BAKERSFIELD, Calif. (KGET) — If you’ve had your heart set on rescuing some of Truxtun Lake’s struggling turtles – forget it. That opportunity has appeared to have come and gone.

Truxtun Lake – a manmade lake just off the now-dry Kern River riverbed – is basically gone, and outwardly devoid of significant wildlife, a victim of the ongoing California drought.

Just about the only sign of life now at Truxtun Lake is bird tracks in this dried, cracked mud.

Things are better about 5 miles west at the Park at River Walk — if you can call this better. Look how low the water has dropped. Two dozen or more waterfowl but no sign of turtles, although the critters are known to burrow into the moist mud to get out of the sun, out of sight. How much time do they have? Temperatures only continue to rise.

The city of Bakersfield has basically elected to let the Truxtun Lake turtles die, citing a state Department of Fish and Wildlife regulation that says non-native invasive species like these turtles – the Red-Eared Slider, most likely descended from domestic reptiles purchased in stores and then turned loose at the lake – cannot be removed unless the removing party is prepared to keep them in captivity for the remainder of their lifespan.

The city – which apparently doesn’t want to go into the turtle rescue business – also cites a Fish and Wildlife regulation advising people not to relocate these turtles to other natural settings because it’s illegal to place any aquatic plant or animal into state waters. So this is what we’re left with.

It’s all part of the ongoing challenge of providing quality of life amenities like parks and public waterways amid a relentless drought exacerbated by climate change.

But Fran Blinebury of Bakersfield says it’s a matter of setting priorities.

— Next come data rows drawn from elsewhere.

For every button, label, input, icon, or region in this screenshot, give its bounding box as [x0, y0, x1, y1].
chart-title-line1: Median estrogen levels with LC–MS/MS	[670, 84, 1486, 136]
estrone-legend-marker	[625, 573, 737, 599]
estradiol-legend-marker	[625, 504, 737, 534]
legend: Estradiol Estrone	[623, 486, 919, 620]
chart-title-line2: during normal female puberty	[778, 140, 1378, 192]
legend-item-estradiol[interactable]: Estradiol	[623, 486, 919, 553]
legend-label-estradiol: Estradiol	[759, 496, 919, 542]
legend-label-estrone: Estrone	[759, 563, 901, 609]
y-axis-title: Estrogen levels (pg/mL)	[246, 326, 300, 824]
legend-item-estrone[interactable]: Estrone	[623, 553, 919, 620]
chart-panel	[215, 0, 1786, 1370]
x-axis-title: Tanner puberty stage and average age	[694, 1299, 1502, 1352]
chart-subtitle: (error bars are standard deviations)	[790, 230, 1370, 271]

“I walk or run over here every day of the week,” he said, “and I know there’s things beyond our control with the drought and whatnot, but you can go to any local golf course and lose your golf ball in a very deep lake.”

On Wednesday the city announced it was exploring options at both state and federal levels to see what actions can be taken regarding the Red-Eared Slider turtles. On Thursday, spokesman Joe Conroy said the city was still exploring those unspecified options. Meanwhile, the local Petco – a national pet store chain – said it should be restocked with Red-Eared Sliders in about a week. Retail price? About 30 bucks.

Some people might be shocked by the city of Bakersfield’s attitude about saving the turtles out here at dried-up Truxtun Lake, but they say it’s the state Department of Fish and Wildlife that’s really calling the shots.

KGET reached out to the state Department of Fish and Wildlife for comment but as of 5 p.m., we had not heard back.